FAQs - Frequently Asked Questions

I do get asked a lot of the same questions on guided trips and I like answering them.   But in case anyone was wondering, here it goes:

What's your favorite Finger Lake to fish?    I really do like them all and I feel they each have something special to offer, but if I had to just go with one it would be Cayuga.    Cayuga has the most diversity and is remarkably consistent from year to year.   Great lake trout jigging, largemouth bass/pickerel fishing, smallmouths and northerns, landlocked salmon and brown trout, plus there are opportunities for panfish, carp, gar, drum and catfish.   Seneca would be second - it's just a powerhouse fishery when it's on.  Keuka and Skaneateles would be a toss-up for 3rd.

What's your favorite type of fish to fish for or catch?  Landlocked salmon are probably the most fun.   I like the way we fish for them.  I like the way they look, hit, fight, jump and taste, though we do release most of them.   Largemouth bass are fun just cause there are so many ways to fish for them - I enjoy deep cranking and pitching with heavy tackle.   I like laker jigging a lot too. 

Did you grow up in the Finger Lakes Region?   I grew up in Rochester - Penfield NY to be exact.   I virtually lived on Irondequoit Creek from around 1977 onwards.  I loved fishing there.   I first fished Seneca Lake (the tribs) in 1980 with my friend Gary and his dad, who was a real all around sportsman.  I fished Naples Creek in the late 70s on occasion.   I didn't do any real Finger Lakes fishing until around 1981 or 82, when we fished Honeoye out in my friend Jeff's rowboat.  By the late 1980s and early 90s I'd fished most of the lakes.  I moved to the FL region in 1995.

Have you ever had any real jerks aboard, people you just wanted to drop off to shore?   It's amazing how often I get asked this one!   I get asked it a lot.   Most people who hire a guide are out to have a good time.  I'm sure I get some people that might be a pain to work with or live with (I know I've been one on occasion) but people on the boat are usually happy.    I've weeded out a few on the phone usually due to unrealistic expectations.   I like guiding people who want to learn something and enjoy the process of finding fish.   When we've been out for 30 minutes and haven't caught anything and someone says "I guess it just isn't going to be our day" I get taken aback a bit. 

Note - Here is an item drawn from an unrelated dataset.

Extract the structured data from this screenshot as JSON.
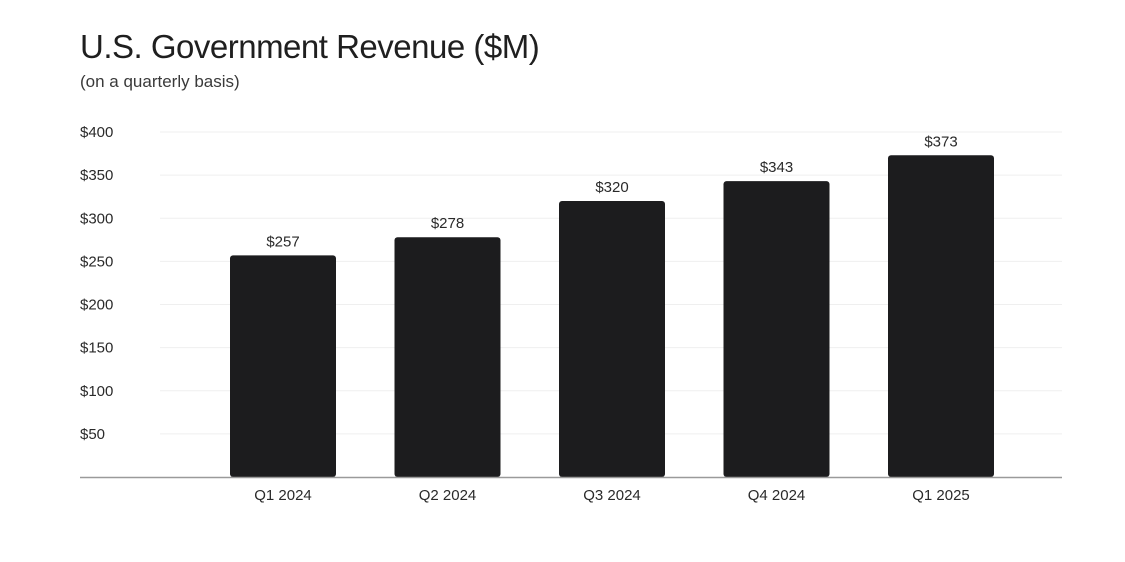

Do you eat a lot of fish?   That's another one I get asked routinely.   I eat a lot, but I'm not a big freezer filler.  It's rare that I ever have more than a couple packets of fish in the freezer.   During the season I'm usually too busy to spend a lot of time cooking, so I go out a fair amount.    Sometimes I'll keep a lake trout or something someone else catches that's not going to be releasable.   But on average I probably eat fish once or twice a week.   I usually regret not keeping more fish when winter rolls around and my freezer is nearly empty, but I've been doing a limited amount of ice-fishing for panfish and that helps a lot.

How long have you been guiding?   I started guiding in 2005 - right after I started this website.   This website was designed to promote my guide business, but it quickly became more than that.   As of this writing I'm just winding up my 7th year guiding and it's gone great.

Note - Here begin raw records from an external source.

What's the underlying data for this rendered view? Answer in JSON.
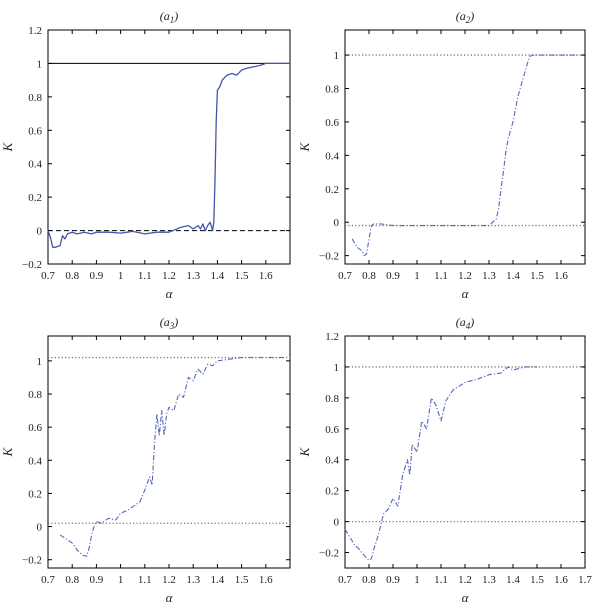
{
  "chart_data": [
    {
      "type": "line",
      "title": "(a1)",
      "title_main": "(a",
      "title_sub": "1",
      "xlabel": "α",
      "ylabel": "K",
      "xlim": [
        0.7,
        1.7
      ],
      "ylim": [
        -0.2,
        1.2
      ],
      "xticks": [
        0.7,
        0.8,
        0.9,
        1,
        1.1,
        1.2,
        1.3,
        1.4,
        1.5,
        1.6
      ],
      "xtick_labels": [
        "0.7",
        "0.8",
        "0.9",
        "1",
        "1.1",
        "1.2",
        "1.3",
        "1.4",
        "1.5",
        "1.6"
      ],
      "yticks": [
        -0.2,
        0,
        0.2,
        0.4,
        0.6,
        0.8,
        1,
        1.2
      ],
      "ytick_labels": [
        "−0.2",
        "0",
        "0.2",
        "0.4",
        "0.6",
        "0.8",
        "1",
        "1.2"
      ],
      "grid": false,
      "reference_lines": [
        {
          "y": 1,
          "style": "solid",
          "color": "#000000"
        },
        {
          "y": 0,
          "style": "dashed",
          "color": "#000000"
        }
      ],
      "series": [
        {
          "style": "solid",
          "color": "#4455aa",
          "x": [
            0.7,
            0.71,
            0.72,
            0.73,
            0.75,
            0.76,
            0.77,
            0.78,
            0.8,
            0.82,
            0.85,
            0.88,
            0.9,
            0.95,
            1.0,
            1.05,
            1.1,
            1.15,
            1.2,
            1.25,
            1.28,
            1.3,
            1.32,
            1.33,
            1.34,
            1.35,
            1.36,
            1.37,
            1.38,
            1.385,
            1.39,
            1.395,
            1.4,
            1.41,
            1.42,
            1.44,
            1.46,
            1.48,
            1.5,
            1.52,
            1.55,
            1.58,
            1.6,
            1.65,
            1.7
          ],
          "y": [
            0.0,
            -0.04,
            -0.1,
            -0.1,
            -0.09,
            -0.03,
            -0.05,
            -0.02,
            -0.01,
            -0.02,
            -0.01,
            -0.02,
            -0.01,
            -0.01,
            -0.015,
            -0.005,
            -0.02,
            -0.01,
            -0.01,
            0.02,
            0.03,
            0.01,
            0.03,
            0.01,
            0.04,
            0.0,
            0.03,
            0.05,
            0.0,
            0.05,
            0.3,
            0.65,
            0.84,
            0.86,
            0.9,
            0.93,
            0.94,
            0.93,
            0.96,
            0.97,
            0.98,
            0.99,
            1.0,
            1.0,
            1.0
          ]
        }
      ]
    },
    {
      "type": "line",
      "title": "(a2)",
      "title_main": "(a",
      "title_sub": "2",
      "xlabel": "α",
      "ylabel": "K",
      "xlim": [
        0.7,
        1.7
      ],
      "ylim": [
        -0.25,
        1.15
      ],
      "xticks": [
        0.7,
        0.8,
        0.9,
        1,
        1.1,
        1.2,
        1.3,
        1.4,
        1.5,
        1.6
      ],
      "xtick_labels": [
        "0.7",
        "0.8",
        "0.9",
        "1",
        "1.1",
        "1.2",
        "1.3",
        "1.4",
        "1.5",
        "1.6"
      ],
      "yticks": [
        -0.2,
        0,
        0.2,
        0.4,
        0.6,
        0.8,
        1
      ],
      "ytick_labels": [
        "−0.2",
        "0",
        "0.2",
        "0.4",
        "0.6",
        "0.8",
        "1"
      ],
      "grid": false,
      "reference_lines": [
        {
          "y": 1,
          "style": "dotted",
          "color": "#7a7a55"
        },
        {
          "y": -0.02,
          "style": "dotted",
          "color": "#7a7a55"
        }
      ],
      "series": [
        {
          "style": "dashdot",
          "color": "#5566bb",
          "x": [
            0.73,
            0.75,
            0.77,
            0.78,
            0.79,
            0.8,
            0.81,
            0.82,
            0.85,
            0.9,
            1.0,
            1.1,
            1.2,
            1.3,
            1.33,
            1.34,
            1.35,
            1.36,
            1.37,
            1.38,
            1.4,
            1.42,
            1.44,
            1.46,
            1.47,
            1.48,
            1.5,
            1.55,
            1.6,
            1.65,
            1.67
          ],
          "y": [
            -0.1,
            -0.15,
            -0.17,
            -0.2,
            -0.19,
            -0.1,
            -0.02,
            -0.01,
            -0.01,
            -0.02,
            -0.02,
            -0.02,
            -0.02,
            -0.02,
            0.02,
            0.08,
            0.2,
            0.3,
            0.42,
            0.5,
            0.6,
            0.75,
            0.85,
            0.95,
            0.99,
            1.0,
            1.0,
            1.0,
            1.0,
            1.0,
            1.0
          ]
        }
      ]
    },
    {
      "type": "line",
      "title": "(a3)",
      "title_main": "(a",
      "title_sub": "3",
      "xlabel": "α",
      "ylabel": "K",
      "xlim": [
        0.7,
        1.7
      ],
      "ylim": [
        -0.25,
        1.15
      ],
      "xticks": [
        0.7,
        0.8,
        0.9,
        1,
        1.1,
        1.2,
        1.3,
        1.4,
        1.5,
        1.6
      ],
      "xtick_labels": [
        "0.7",
        "0.8",
        "0.9",
        "1",
        "1.1",
        "1.2",
        "1.3",
        "1.4",
        "1.5",
        "1.6"
      ],
      "yticks": [
        -0.2,
        0,
        0.2,
        0.4,
        0.6,
        0.8,
        1
      ],
      "ytick_labels": [
        "−0.2",
        "0",
        "0.2",
        "0.4",
        "0.6",
        "0.8",
        "1"
      ],
      "grid": false,
      "reference_lines": [
        {
          "y": 1.02,
          "style": "dotted",
          "color": "#7a7a55"
        },
        {
          "y": 0.02,
          "style": "dotted",
          "color": "#7a7a55"
        }
      ],
      "series": [
        {
          "style": "dashdot",
          "color": "#5566bb",
          "x": [
            0.75,
            0.78,
            0.8,
            0.82,
            0.84,
            0.86,
            0.87,
            0.88,
            0.89,
            0.9,
            0.92,
            0.95,
            0.98,
            1.0,
            1.03,
            1.05,
            1.08,
            1.1,
            1.12,
            1.13,
            1.14,
            1.15,
            1.16,
            1.17,
            1.18,
            1.19,
            1.2,
            1.22,
            1.24,
            1.26,
            1.28,
            1.3,
            1.32,
            1.34,
            1.36,
            1.38,
            1.4,
            1.45,
            1.5,
            1.55,
            1.6,
            1.68
          ],
          "y": [
            -0.05,
            -0.08,
            -0.1,
            -0.14,
            -0.17,
            -0.18,
            -0.13,
            -0.05,
            0.0,
            0.03,
            0.02,
            0.05,
            0.04,
            0.08,
            0.1,
            0.12,
            0.15,
            0.22,
            0.3,
            0.25,
            0.5,
            0.68,
            0.55,
            0.7,
            0.55,
            0.68,
            0.72,
            0.7,
            0.8,
            0.78,
            0.9,
            0.88,
            0.95,
            0.92,
            0.98,
            0.97,
            1.0,
            1.01,
            1.02,
            1.02,
            1.02,
            1.02
          ]
        }
      ]
    },
    {
      "type": "line",
      "title": "(a4)",
      "title_main": "(a",
      "title_sub": "4",
      "xlabel": "α",
      "ylabel": "K",
      "xlim": [
        0.7,
        1.7
      ],
      "ylim": [
        -0.3,
        1.2
      ],
      "xticks": [
        0.7,
        0.8,
        0.9,
        1,
        1.1,
        1.2,
        1.3,
        1.4,
        1.5,
        1.6,
        1.7
      ],
      "xtick_labels": [
        "0.7",
        "0.8",
        "0.9",
        "1",
        "1.1",
        "1.2",
        "1.3",
        "1.4",
        "1.5",
        "1.6",
        "1.7"
      ],
      "yticks": [
        -0.2,
        0,
        0.2,
        0.4,
        0.6,
        0.8,
        1,
        1.2
      ],
      "ytick_labels": [
        "−0.2",
        "0",
        "0.2",
        "0.4",
        "0.6",
        "0.8",
        "1",
        "1.2"
      ],
      "grid": false,
      "reference_lines": [
        {
          "y": 1,
          "style": "dotted",
          "color": "#7a7a55"
        },
        {
          "y": 0,
          "style": "dotted",
          "color": "#7a7a55"
        }
      ],
      "series": [
        {
          "style": "dashdot",
          "color": "#5566bb",
          "x": [
            0.7,
            0.72,
            0.74,
            0.76,
            0.78,
            0.8,
            0.81,
            0.82,
            0.84,
            0.86,
            0.88,
            0.9,
            0.92,
            0.94,
            0.96,
            0.97,
            0.98,
            1.0,
            1.02,
            1.04,
            1.06,
            1.08,
            1.1,
            1.12,
            1.15,
            1.2,
            1.25,
            1.3,
            1.35,
            1.38,
            1.4,
            1.45,
            1.5
          ],
          "y": [
            -0.05,
            -0.1,
            -0.15,
            -0.18,
            -0.22,
            -0.25,
            -0.24,
            -0.18,
            -0.08,
            0.05,
            0.08,
            0.15,
            0.1,
            0.3,
            0.4,
            0.3,
            0.5,
            0.45,
            0.65,
            0.6,
            0.8,
            0.75,
            0.65,
            0.78,
            0.85,
            0.9,
            0.92,
            0.95,
            0.96,
            1.0,
            0.98,
            1.0,
            1.0
          ]
        }
      ]
    }
  ]
}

Is guiding all you do?  I worked odd jobs and in restaurants mainly as a server from 1995 into the early 2000s.  I was at Bass Pro Shops for a year when I started Fingerlakes Angling Zone.   Right now, guiding is my main occupation, though I do teach two "Intro To Angling" classes at Cornell University in the fall, and two to three "Intro to Fly-Fishing" classes in the spring term and around 2 to 4 swimming classes per spring/fall semester.   In 2012 I'm cutting out the fall swimming classes in order to concentrate more on the fishing and in order to free up some time.  Doing all the guiding and teaching has worn me out a bit.